In de kunstgeschiedenis van de Verenigde Provinciën doet zich gedurende het tweede stadhouderloze tijdvak (1702-1747) een merkwaardig verschijnsel voor. Met name in het tweede kwart van de achttiende eeuw nemen een aantal kunstenaars uit de Zuidelijke Nederlanden het voortouw in de verspreiding van een specifieke laatbarokke stijl, die het midden houdt tussen de Frans geïnspireerde klassicerende barok van een Daniel Marot en de rococostijl van een latere periode. De meest bekende vertegenwoordiger van deze groep is Pieter van Baurscheit de jonge, die echter in Antwerpen gevestigd bleef en van daaruit de noordelijke markt bediende. Zijn stadsgenoot Jan Baptist Xavery zette wel de stap om zich metterwoon in ’s-Gravenhage te vestigen, al bleef ook hij goede contacten onderhouden in de Scheldestad.

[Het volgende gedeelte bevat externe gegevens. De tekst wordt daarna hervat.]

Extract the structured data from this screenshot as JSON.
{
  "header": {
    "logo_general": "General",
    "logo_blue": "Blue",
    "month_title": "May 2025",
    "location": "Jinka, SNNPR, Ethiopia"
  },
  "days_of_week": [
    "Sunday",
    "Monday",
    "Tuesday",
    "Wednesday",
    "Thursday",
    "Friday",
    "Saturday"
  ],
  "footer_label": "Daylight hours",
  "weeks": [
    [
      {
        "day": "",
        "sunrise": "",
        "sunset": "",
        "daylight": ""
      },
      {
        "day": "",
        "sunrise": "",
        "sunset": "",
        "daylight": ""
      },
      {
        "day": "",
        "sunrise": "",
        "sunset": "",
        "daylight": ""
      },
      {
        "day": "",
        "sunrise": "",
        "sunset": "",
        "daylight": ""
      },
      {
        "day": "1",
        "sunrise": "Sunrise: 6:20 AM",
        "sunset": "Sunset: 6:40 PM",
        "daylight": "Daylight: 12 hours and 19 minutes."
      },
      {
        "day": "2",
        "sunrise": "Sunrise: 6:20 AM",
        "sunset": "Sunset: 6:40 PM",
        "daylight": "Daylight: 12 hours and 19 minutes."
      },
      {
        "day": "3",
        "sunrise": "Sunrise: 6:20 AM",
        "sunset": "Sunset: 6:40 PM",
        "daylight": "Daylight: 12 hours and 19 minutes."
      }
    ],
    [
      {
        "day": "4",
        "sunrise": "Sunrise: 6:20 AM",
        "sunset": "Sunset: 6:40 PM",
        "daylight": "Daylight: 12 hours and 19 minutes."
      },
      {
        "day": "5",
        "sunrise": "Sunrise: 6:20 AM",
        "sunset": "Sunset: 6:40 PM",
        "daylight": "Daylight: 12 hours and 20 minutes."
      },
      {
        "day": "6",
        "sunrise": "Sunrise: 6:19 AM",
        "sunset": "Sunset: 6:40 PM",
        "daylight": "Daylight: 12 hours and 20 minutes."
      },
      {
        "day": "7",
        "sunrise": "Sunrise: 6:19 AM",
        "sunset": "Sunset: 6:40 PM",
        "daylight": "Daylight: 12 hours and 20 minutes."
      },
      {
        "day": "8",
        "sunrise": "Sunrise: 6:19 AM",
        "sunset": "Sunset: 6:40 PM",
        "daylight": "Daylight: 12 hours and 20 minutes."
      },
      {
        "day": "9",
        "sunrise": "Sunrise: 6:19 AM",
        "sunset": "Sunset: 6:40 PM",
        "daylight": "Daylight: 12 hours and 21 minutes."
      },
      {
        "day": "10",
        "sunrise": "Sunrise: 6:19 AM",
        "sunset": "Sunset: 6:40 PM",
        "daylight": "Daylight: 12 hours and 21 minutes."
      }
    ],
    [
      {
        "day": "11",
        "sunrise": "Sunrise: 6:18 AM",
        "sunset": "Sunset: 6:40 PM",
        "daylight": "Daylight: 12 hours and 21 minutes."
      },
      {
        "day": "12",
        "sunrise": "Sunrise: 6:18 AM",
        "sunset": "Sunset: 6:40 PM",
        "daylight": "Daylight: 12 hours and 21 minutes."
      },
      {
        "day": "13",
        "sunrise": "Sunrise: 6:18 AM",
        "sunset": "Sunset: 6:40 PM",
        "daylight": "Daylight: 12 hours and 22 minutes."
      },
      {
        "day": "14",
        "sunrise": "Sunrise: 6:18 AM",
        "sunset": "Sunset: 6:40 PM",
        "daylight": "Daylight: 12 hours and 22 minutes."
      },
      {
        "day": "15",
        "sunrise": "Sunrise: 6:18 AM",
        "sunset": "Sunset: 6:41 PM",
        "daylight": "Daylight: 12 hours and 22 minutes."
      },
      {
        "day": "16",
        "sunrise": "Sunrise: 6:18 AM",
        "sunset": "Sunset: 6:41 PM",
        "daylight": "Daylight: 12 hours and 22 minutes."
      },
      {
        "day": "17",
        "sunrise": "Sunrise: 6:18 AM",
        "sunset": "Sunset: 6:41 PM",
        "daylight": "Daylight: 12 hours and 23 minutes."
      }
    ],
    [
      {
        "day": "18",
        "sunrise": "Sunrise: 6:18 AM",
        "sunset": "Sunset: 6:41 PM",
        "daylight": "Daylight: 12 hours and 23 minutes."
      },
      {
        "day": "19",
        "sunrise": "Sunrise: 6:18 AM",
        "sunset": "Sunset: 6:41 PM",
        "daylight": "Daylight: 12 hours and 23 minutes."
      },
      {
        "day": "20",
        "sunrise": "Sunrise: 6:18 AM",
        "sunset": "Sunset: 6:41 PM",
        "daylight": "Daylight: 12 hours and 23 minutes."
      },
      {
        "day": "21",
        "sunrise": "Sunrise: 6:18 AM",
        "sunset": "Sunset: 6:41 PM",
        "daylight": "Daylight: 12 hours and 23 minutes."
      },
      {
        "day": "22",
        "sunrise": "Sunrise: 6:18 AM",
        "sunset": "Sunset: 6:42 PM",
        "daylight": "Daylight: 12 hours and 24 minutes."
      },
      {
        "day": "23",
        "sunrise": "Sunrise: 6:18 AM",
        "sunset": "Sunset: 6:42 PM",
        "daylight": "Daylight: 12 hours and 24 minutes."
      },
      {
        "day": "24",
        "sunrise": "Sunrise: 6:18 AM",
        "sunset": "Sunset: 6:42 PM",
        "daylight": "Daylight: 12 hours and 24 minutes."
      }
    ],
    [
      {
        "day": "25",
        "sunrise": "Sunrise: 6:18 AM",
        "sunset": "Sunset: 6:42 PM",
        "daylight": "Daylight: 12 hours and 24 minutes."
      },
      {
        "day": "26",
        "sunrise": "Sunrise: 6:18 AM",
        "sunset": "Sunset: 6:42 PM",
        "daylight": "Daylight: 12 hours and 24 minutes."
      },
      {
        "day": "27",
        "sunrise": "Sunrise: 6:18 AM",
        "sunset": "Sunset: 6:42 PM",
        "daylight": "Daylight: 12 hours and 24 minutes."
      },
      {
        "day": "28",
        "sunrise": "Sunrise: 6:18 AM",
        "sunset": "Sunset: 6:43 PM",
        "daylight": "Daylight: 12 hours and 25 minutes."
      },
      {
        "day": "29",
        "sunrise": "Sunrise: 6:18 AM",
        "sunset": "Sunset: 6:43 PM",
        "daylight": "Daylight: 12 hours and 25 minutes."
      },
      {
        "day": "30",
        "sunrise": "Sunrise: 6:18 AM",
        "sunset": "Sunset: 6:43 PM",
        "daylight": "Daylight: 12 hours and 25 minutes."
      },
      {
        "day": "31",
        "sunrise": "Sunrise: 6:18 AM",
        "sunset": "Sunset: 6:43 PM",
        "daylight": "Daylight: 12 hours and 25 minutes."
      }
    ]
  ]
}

Xavery werkte met name voor edelen uit de landgewesten. Met de Friese Nassaus onderhield hij goede contacten, wat onder meer blijkt uit zijn sierlijke portretbuste van Willem IV.
Beide groepen stonden overigens niet los van elkaar. Waar de rechten van Willem IV vanzelfsprekend het snelst werden erkend in zijn thuisprovincie Friesland, volgden Groningen, Drenthe en Gelre dat voorbeeld vrij snel. Voor Holland, Zeeland, Utrecht en ook voor het recalcitrante Overijssel waren daarvoor de roeringen van 1747 nodig.
Daarenboven behield Xavery toegang tot het katholieke netwerk, dat hem geregeld deed samenwerken met de hier reeds voorgestelde Jacob de Wit.
Bestond er ook een band tussen die groepen? Zijn tegenstrevers verdachten Willem IV openlijk van roomsgezinde neigingen en hij deed weinig om die geruchten tegen te spreken – integendeel, hij liet nog een werkje met Italianiserende putti toevoegen aan zijn collectie. In een breder perspectief zouden dergelijke neigingen trouwens perfect begrijpelijk zijn geweest nu het republicanisme van de regenten nauwer aansloot bij het calvinisme dan bij de leer van de Moederkerk.
In de ziel van de jonggestorven stadhouder kunnen we niet kijken, maar zijn artistieke voorkeuren versterken onze vermoedens alleen maar. Daarbij is het niet onschuldig dat het werk van Xavery vooral decoratief van aard is. Zegt de decoratie die we uitkiezen niet veel meer over ons diepste zelf dan de steunpilaren van onze woningen en kerken?